Production Errors
Incident Report for Braintree
Postmortem

Root Cause Analysis

Date: Wednesday, 22 August 2018 22:06 - 22:22

All Times in UTC

Executive Summary

At 22:06, a networking event inside one of our datacenters triggered an automated database failover. Our automated database failover did not complete, leaving specific database clusters in a nonfunctional state. Engineers intervened and completed the failover at 22:22. The impacted databases handle traffic for American Express, Pay with PayPal, and some other transaction processing for a select group of merchants. As a result, impacted merchants may have observed the following between 22:06 and 22:22:

  • Elevated HTTP 500 errors
  • Failed PayPal and American Express transactions

    • Some failed PayPal transactions may have charged the customer. These are currently being voided/refunded to match the failed state in the gateway.
  • Authorized transactions where the request to Submit for Settlement failed

    • 14 of these requests succeeded.
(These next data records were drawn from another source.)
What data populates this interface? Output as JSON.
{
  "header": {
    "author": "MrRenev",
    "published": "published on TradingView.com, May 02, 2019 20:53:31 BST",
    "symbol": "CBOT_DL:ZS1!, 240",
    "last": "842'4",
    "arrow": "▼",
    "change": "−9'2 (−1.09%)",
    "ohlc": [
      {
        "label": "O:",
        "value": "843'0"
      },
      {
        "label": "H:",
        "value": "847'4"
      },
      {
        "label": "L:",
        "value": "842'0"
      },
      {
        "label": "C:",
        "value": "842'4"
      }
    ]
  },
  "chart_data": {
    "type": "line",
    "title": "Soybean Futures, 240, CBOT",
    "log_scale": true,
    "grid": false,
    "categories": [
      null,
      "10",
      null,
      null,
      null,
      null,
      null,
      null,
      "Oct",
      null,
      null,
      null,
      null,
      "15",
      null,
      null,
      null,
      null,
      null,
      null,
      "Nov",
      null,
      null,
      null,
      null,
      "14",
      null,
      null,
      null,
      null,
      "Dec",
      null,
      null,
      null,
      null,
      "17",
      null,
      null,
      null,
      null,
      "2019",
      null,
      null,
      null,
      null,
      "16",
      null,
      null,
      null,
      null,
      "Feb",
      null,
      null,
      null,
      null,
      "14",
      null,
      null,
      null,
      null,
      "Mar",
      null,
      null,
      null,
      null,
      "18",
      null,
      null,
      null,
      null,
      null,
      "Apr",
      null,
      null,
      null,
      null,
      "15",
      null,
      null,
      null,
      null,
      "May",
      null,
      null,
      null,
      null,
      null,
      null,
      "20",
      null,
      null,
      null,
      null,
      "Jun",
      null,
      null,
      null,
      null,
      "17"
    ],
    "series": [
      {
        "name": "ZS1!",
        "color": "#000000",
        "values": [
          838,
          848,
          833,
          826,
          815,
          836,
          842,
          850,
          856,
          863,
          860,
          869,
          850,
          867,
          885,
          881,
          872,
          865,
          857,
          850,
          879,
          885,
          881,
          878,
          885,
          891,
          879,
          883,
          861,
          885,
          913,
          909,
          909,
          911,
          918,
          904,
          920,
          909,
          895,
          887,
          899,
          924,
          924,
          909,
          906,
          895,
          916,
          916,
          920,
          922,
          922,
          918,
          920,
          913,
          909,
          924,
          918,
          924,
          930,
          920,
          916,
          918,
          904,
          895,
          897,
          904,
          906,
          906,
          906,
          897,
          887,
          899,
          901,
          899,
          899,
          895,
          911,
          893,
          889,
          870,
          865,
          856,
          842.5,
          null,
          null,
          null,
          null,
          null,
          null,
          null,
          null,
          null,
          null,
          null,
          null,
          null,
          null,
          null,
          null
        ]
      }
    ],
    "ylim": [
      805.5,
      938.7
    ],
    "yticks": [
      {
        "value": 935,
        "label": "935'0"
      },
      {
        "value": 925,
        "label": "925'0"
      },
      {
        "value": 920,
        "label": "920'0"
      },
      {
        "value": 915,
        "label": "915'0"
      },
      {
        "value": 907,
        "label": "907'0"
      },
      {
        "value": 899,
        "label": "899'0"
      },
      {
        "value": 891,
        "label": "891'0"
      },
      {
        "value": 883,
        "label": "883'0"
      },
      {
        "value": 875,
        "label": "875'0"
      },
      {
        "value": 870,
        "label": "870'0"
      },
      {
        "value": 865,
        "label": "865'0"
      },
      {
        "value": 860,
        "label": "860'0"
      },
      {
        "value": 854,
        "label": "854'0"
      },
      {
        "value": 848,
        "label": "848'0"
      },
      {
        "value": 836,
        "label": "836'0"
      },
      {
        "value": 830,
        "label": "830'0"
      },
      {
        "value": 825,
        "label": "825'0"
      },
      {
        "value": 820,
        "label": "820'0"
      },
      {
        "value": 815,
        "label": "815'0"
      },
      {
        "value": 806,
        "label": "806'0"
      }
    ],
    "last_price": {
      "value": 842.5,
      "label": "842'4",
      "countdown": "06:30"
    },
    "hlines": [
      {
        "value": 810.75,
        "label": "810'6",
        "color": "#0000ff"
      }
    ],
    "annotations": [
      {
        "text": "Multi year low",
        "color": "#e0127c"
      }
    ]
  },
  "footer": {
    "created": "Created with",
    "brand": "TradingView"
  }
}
The current/correct status is reflected in the Control Panel and queryable via API.
    • Some of these requests for PayPal transactions failed, resulting in the original authorization being marked as failed.
  • Authorized transactions that do not appear in the gateway

    • There are 9 of these, and they will naturally expire from customer statements

Technical Summary

A planned maintenance operation on a failed core network switch resulted in an unexpected loss of connectivity to one datacenter rack that contained primary databases for some of Braintree's production database clusters. This loss of connectivity triggered an automated failover processes for those clusters, however management equipment in the same rack was  unreachable, which left the failover in an incomplete state. While new primary members were promoted for each cluster, database clients could not connect to the affected clusters since subsequent steps in the automation were not completed. On-call engineers intervened to complete the failover process, restoring service. The affected databases served American Express, Pay with PayPal, and one member of our transaction database pool (which impacted the group of merchants assigned to that cluster).

Follow-Up

  • Engineers are investigating how to make our automated failover more robust to the specific conditions under which the failure occurred.
  • Engineers have already rectified minor data visibility issues with API search and reporting, and any impacted transactions are now up to date or in the process of being voided/refunded to match the failed state relayed to merchants.
Posted 3 months ago. Aug 24, 2018 - 21:19 UTC

Resolved
Error rates have returned to normal and PayPal and American Express transactions are processing successfully as of 22:24 UTC. Impacted requests received an HTTP 500 response, and impacted transactions were recorded as Processor Network Unavailable - Try Again (3000) between 22:05 and 22:24 UTC.
Posted 3 months ago. Aug 22, 2018 - 22:33 UTC
Update
In addition to some API requests, Pay with PayPal and American Express transactions are failing as a result of this issue. Engineers continue to work towards resolution.
Posted 3 months ago. Aug 22, 2018 - 22:22 UTC
Investigating
Some merchants are experiencing errors when attempting to call the Braintree API or access the Control Panel. We're aware of the issue and working to resolve it as quickly as possible.
Posted 3 months ago. Aug 22, 2018 - 22:13 UTC
This incident affected: API, Control Panel, United States Processing, Canadian Processing, European Processing, PayPal Processing, and APAC Processing.